School of Mathematical Sciences, Yangzhou University, Yangzhou, P.R. China.
PLoS One. 2024 Aug 20;19(8):e0307332. doi: 10.1371/journal.pone.0307332. eCollection 2024.
This study investigates the impact of maternal health on infant development by developing a mathematical model that delineates the relationship between maternal health indicators and infant behavioral characteristics and sleep quality. The main contributions of this study are as follows: (1) The use of Spearman's correlation coefficient to conduct correlation analysis and explore the main factors that influence infant behavioral characteristics based on maternal indicators. (2) The development of a combined model using machine learning techniques, including random forest (RF) and multilayer perceptron (MLP) to establish the relationship between maternal health (physical and psychological health) and infant behavioral characteristics. The model is trained and validated by the real data respectively. (3) The use of the Fuzzy C-means (FCM) dynamic clustering model to classify infant sleep quality.
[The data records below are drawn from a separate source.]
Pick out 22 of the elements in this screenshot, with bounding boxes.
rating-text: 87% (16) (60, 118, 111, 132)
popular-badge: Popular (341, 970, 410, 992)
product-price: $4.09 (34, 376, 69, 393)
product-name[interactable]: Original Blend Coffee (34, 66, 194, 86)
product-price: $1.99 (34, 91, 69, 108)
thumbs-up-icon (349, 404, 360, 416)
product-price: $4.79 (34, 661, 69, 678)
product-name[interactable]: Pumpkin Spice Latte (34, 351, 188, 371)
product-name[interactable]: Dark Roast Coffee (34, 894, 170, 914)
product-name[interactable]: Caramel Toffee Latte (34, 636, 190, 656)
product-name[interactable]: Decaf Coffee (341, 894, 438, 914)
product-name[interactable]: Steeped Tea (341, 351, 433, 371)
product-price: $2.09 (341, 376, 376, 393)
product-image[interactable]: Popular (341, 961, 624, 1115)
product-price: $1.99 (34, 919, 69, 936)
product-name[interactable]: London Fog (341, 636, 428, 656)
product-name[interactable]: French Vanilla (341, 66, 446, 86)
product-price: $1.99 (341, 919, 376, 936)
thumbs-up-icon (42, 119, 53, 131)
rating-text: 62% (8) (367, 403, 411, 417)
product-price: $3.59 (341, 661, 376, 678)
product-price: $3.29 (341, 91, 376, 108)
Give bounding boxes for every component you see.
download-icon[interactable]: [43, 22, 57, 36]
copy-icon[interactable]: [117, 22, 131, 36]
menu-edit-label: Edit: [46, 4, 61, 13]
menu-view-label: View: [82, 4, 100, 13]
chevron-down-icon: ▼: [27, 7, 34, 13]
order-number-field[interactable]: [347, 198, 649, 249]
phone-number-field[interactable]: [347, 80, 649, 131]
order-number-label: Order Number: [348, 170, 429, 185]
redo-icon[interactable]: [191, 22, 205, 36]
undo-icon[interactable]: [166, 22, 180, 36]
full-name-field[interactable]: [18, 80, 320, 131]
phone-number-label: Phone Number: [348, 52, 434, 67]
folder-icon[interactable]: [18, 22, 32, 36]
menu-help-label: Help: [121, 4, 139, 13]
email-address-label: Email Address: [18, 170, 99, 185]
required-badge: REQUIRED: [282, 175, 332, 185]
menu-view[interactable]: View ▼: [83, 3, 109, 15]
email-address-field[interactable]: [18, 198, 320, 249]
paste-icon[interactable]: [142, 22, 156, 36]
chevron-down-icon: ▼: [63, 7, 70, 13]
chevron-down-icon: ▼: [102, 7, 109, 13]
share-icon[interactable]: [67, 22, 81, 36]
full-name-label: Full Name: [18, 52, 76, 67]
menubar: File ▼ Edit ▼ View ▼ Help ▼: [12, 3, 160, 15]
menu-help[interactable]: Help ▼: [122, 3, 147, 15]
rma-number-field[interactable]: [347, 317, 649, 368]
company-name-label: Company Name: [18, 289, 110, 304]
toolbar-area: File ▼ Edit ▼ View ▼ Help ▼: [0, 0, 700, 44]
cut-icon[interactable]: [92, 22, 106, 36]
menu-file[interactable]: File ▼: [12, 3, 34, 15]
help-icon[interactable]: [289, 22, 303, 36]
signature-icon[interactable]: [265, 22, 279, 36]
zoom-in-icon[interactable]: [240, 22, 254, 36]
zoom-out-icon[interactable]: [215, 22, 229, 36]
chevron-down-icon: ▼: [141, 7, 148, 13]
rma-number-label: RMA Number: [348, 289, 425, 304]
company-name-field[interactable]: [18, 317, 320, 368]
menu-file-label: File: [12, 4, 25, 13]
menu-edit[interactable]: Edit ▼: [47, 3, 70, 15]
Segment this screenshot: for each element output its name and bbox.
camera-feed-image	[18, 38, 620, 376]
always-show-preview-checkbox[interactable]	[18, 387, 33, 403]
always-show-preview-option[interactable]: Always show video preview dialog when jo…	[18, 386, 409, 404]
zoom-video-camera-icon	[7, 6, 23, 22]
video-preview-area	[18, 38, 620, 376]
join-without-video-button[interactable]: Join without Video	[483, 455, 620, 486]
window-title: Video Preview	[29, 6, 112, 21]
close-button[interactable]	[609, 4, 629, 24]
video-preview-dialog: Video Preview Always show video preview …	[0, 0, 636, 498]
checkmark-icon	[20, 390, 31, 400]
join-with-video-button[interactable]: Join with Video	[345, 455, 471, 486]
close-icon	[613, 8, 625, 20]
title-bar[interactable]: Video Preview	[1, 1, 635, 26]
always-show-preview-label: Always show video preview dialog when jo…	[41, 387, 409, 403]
An RF regression model is constructed to predict infant sleep quality using maternal indicators. This study is significant in gaining a deeper understanding of the relationship between maternal health indicators and infant development, and provides a basis for future intervention measures.
本研究通过建立一个数学模型,描绘了母婴健康指标与婴儿行为特征和睡眠质量之间的关系,以此来研究母婴健康对婴儿发育的影响。本研究的主要贡献如下:(1)使用斯皮尔曼相关系数进行相关分析,基于母婴指标探讨影响婴儿行为特征的主要因素。(2)采用机器学习技术(包括随机森林(RF)和多层感知器(MLP))开发了一个综合模型,以建立母婴健康(身体和心理健康)与婴儿行为特征之间的关系。该模型分别通过真实数据进行训练和验证。(3)使用模糊 C 均值(FCM)动态聚类模型对婴儿睡眠质量进行分类。构建一个 RF 回归模型,使用母婴指标预测婴儿睡眠质量。本研究对于深入了解母婴健康指标与婴儿发育之间的关系具有重要意义,并为未来的干预措施提供了依据。